C'est à l'auberge du clou que Satie rencontre Valadon pour qui il éprouve illico une passion dévorante. La liaison durera cinq mois, ce qui n'est pas mal à Montmartre. Il n'est pas sûr que Suzanne ait éprouvé la même attirance pour le musicien mais ce qui est sûr c'est que ce dernier eut l'imprudence de lui présenter un de ses bons amis, Paul Moussis, qui séduira la jeune femme et l'épousera.
Un autre musicien aime se mettre au piano, c'est Achille de Bussy, le futur Claude Debussy! Il vient sans doute mettre en pratique les leçons qu'il a reçues d'Antoinette Mauté, sa prof qui le reçoit non loin de là, rue Nicolet où sa fille Mathilde élève son fils George, fruit de son mariage avec Paul Verlaine qui s'est enfui loin du logis familial avec Rimbaud.
Un des habitués les plus fidèles n'est pas musicien mais écrivain. Courteline a sa table située à un endroit stratégique d'où il peut observer et entendre. Il note dans ses carnets les réparties les plus savoureuses susceptibles d'être réutilisées dans ses pièces. Il est au fond l'inventeur des "brèves de comptoir".
Il ne fait défection qu'en 1903 lorsqu'il quitte Montmartre, le cœur brisé, pour s'installer dans un quartier en pleine expansion du côté de Picpus. Il a 45 ans et il vit cet exil comme un adieu à sa jeunesse excentrique et bohême. Il cesse d'écrire neuf ans plus tard, loin de son "cabinet de travail" de l'auberge du clou.
Pour le plaisir, quelques phrases qu'il a peut-être écrites à l'auberge du clou :
"On change plus facilement de religion que de café".
"L'alcool tue lentement. On s'en fout. On n'est pas pressés."
"Les pianos devraient être frappés de deux impôts. Le premier au profit de l'Etat, le second au profit des voisins." (j'imagine qu'il ne parlait ni pour Debussy ni pour Satie!)
"Je ne vais pas à la messe car c'est à l'heure de l'apéritif."

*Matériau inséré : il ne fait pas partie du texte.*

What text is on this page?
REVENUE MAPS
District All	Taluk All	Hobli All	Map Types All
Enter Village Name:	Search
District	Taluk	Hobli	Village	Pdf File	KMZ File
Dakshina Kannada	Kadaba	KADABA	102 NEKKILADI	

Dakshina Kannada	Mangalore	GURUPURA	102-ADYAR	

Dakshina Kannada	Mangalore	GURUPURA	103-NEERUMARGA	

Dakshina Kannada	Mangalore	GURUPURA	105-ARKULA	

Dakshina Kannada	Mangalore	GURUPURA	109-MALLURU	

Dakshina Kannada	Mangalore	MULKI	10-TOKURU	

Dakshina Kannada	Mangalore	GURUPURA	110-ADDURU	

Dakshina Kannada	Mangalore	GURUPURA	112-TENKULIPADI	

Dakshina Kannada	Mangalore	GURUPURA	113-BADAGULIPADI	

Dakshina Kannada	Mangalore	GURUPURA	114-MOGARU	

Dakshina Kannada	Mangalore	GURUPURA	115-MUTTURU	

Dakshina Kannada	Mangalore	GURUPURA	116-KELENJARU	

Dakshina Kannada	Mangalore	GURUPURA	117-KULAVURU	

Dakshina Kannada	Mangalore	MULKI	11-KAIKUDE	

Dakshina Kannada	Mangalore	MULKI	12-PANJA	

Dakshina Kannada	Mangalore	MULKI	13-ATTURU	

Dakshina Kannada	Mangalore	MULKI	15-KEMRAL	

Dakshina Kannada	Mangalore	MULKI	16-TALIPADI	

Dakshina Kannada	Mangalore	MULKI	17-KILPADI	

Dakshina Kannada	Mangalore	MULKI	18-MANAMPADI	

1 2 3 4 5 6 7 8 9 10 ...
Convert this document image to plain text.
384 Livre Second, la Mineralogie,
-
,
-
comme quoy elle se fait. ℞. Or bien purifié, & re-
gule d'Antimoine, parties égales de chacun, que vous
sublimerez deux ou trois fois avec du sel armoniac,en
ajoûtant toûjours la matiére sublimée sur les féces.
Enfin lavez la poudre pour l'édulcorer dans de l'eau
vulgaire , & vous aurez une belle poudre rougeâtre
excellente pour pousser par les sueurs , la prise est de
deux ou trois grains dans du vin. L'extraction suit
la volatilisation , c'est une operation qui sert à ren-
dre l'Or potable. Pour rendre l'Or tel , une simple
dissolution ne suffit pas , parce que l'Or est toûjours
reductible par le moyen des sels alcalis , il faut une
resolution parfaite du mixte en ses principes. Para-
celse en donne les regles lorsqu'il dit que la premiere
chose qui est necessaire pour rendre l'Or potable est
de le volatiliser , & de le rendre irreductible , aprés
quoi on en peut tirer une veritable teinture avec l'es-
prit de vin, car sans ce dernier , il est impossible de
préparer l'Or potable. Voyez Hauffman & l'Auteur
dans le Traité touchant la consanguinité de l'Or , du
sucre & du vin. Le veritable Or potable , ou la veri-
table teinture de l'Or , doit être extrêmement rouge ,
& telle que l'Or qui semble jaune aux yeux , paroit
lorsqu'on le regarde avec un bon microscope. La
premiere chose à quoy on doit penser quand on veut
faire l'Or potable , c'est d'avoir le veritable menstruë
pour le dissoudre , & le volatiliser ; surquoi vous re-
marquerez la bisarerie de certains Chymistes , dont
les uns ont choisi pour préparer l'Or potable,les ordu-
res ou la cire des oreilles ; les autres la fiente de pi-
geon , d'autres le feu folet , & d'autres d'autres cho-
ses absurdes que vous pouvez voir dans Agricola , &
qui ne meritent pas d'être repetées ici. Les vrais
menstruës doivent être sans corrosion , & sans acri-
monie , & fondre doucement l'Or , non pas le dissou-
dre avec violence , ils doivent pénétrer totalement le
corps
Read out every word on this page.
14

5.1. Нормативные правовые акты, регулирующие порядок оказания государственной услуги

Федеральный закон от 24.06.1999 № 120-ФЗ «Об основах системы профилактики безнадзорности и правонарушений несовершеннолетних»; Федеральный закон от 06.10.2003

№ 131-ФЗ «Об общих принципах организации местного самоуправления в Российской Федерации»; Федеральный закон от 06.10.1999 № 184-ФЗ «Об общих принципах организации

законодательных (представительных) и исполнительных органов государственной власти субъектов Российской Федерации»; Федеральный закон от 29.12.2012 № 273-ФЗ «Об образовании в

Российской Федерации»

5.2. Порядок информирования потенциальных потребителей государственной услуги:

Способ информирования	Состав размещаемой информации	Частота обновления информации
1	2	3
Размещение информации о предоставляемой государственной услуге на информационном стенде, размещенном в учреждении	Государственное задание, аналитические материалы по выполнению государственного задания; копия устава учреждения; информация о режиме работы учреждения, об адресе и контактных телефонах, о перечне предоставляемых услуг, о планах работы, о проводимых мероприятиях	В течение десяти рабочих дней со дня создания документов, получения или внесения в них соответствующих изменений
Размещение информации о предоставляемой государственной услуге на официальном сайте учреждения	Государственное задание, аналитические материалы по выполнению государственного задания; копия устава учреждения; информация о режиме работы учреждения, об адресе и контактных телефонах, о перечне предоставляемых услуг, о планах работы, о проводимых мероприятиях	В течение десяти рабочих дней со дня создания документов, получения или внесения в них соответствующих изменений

Parmi les derniers clients célèbres on peut citer Raimu qui peut-être venait jouer aux cartes à se fendre le cœur, Maurice Chevalier et Mistinguett...
Et de nos jours, il y a quelques mois, à l'abri du silence covidien, en l'an de grâce 2021, l'auberge du clou a rendu son âme qui faisait partie de la grande âme de Montmartre. Rien ne rappelle son existence 30 avenue Trudaine, pas une plaque, pas une décoration....
Un habitant révolté rapporte ce qui lui a dit un ami américain : "C'est comme si on transformait le Lapin agile en Mc Do".